The Amazon Technologies Inc invention works as follows

The techniques for intelligent multi-turn dialog systems automation that is task-oriented are described. A seq2seq model can be developed using a corpus or training data, and a loss-function that is at least partially based on the distance from a goal. A user utterance can be input to the seq2seq model, and the nearest neighbor algorithm can select one or several candidate responses to that user utterance. In some embodiments the specially adapted Seq2seqML model can trained using unsupervised training, and can then be adapted in order to select intelligent, coherant agent responses which move a dialog towards its completion.

Background for Task-oriented Dialog Systems Using Combined Supervised and Reinforcement Learning

Conversational Agents have been proposed and used for many commercial domain-specific applications. These applications can be task-oriented in the sense that they are designed to help customers/users achieve a certain goal, like making a hotel or airline reservation. In order to achieve this goal, the agent must collect relevant information (e.g. preferences), give her relevant knowledge (e.g. prices and availability), and issue appropriate system calls. Make a payment, and complete the task effectively.
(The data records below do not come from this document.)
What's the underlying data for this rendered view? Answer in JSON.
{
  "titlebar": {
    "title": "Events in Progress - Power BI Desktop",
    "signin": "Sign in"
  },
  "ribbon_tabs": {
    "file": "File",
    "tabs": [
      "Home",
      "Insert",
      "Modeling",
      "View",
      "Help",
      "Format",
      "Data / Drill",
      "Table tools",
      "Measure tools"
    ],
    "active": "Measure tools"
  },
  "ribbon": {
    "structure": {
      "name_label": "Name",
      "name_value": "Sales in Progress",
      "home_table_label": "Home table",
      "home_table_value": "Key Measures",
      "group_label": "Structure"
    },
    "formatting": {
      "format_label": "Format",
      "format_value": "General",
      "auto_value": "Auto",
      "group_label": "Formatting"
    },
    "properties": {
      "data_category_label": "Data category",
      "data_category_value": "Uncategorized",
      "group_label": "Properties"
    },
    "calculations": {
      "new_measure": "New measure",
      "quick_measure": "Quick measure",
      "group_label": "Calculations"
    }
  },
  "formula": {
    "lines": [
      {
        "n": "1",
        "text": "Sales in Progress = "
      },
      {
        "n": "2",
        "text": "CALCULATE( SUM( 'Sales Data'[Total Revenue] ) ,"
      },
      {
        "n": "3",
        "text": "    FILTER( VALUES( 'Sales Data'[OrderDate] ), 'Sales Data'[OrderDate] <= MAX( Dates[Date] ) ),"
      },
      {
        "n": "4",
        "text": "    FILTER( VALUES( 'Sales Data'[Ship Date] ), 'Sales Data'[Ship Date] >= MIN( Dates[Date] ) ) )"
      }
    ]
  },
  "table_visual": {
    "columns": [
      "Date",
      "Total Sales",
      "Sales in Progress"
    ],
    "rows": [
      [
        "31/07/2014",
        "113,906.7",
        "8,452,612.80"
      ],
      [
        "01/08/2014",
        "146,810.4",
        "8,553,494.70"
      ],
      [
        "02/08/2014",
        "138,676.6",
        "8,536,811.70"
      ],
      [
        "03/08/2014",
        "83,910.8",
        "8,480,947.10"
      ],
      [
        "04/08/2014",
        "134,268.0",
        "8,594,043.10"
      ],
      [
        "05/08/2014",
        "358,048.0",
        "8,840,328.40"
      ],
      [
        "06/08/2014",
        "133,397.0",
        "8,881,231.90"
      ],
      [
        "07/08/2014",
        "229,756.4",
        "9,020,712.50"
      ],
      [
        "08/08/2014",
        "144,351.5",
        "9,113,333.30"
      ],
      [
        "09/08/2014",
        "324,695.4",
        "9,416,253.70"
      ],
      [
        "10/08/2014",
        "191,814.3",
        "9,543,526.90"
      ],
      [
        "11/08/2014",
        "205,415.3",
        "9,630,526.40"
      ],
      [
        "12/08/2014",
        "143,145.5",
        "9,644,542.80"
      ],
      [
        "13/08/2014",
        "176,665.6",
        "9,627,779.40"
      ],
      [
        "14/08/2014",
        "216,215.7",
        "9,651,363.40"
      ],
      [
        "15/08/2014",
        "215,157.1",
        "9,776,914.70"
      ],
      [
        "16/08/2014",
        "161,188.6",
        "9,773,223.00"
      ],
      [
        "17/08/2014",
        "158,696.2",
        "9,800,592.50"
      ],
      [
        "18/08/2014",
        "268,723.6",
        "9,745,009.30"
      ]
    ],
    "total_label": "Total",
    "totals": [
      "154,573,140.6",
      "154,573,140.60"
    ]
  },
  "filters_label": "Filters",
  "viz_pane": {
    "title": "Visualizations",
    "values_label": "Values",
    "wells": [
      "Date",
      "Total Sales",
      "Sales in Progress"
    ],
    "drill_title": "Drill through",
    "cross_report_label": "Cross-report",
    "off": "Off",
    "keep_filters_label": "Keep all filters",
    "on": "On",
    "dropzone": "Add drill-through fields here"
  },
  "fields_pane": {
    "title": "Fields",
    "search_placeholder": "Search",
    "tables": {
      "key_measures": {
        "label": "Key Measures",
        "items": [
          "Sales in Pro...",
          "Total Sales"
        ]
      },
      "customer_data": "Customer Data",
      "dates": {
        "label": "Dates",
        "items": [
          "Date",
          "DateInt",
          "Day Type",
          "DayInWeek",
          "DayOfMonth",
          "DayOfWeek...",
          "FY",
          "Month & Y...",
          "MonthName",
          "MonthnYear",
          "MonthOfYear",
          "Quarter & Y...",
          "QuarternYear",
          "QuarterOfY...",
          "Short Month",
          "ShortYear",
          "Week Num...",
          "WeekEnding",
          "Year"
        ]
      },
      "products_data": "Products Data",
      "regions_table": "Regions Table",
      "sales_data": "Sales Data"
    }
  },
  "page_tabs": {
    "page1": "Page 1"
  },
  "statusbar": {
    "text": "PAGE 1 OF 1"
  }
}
Chatbots, which are now ubiquitous thanks to recent advancements in speech recognition (e.g. smart speakers at home, mobile applications or computer programs, etc.), reach many people via speech-based services. Recently, chitchat has received a lot of attention in contexts that are open. The term “chit-chat” is used. The term “chit-chat” refers to systems which can generate fluent responses in response to questions and other utterances, that are reasonable within the context of a conversation. This is in contrast to the task-oriented settings that were discussed above in order to guide or conduct a conversation in order to complete a specific task.

BRIEF DESCRIPTION DES DRAWINGS

The drawings will show various embodiments of the present disclosure.

FIG. “FIG.

FIG. “FIG.

FIG. “FIG.

FIG. “FIG.

FIG. “FIG.

FIG. “FIG.

FIG. “FIG. 6 is a diagram of a illustrative environment where machine learning models can be trained and hosted in accordance with some embodiments.

FIG. “FIG.

FIG. “FIG. 8 is a diagram that illustrates an example computer system which may be used for some embodiments.

FIG. “FIG.

FIG. FIG. 10 is an example of a system for implementing various aspects according to different embodiments.

The description includes “Various embodiments” of intelligent multi-turn task-oriented dialog systems. In some embodiments, an ML model (such a sequence-to-sequence (seq2seq), for example, can be trained with a corpus (e.g. prior multi-turn, task-oriented dialogs), and a loss-function that is at least partly based on the distance from a goal. The ML can be given a user’s utterance and the output of the ML (e.g. a vector of multiple values from a plurality hidden units in a seq2seq model) can be used to select a candidate response to the user’s utterance. The specially-adapted ML models can be trained by unsupervised learning and adapted to select intelligent agent responses which move a dialog towards completion.

The large-domain task-oriented dialogue systems are a system that is widely used. Agents may be required to perform simultaneous actions, such as database queries, while also generating fluent responses in natural language. For example, some approaches to implement such systems could use reinforcement learning (RL), or supervised-learning (SL).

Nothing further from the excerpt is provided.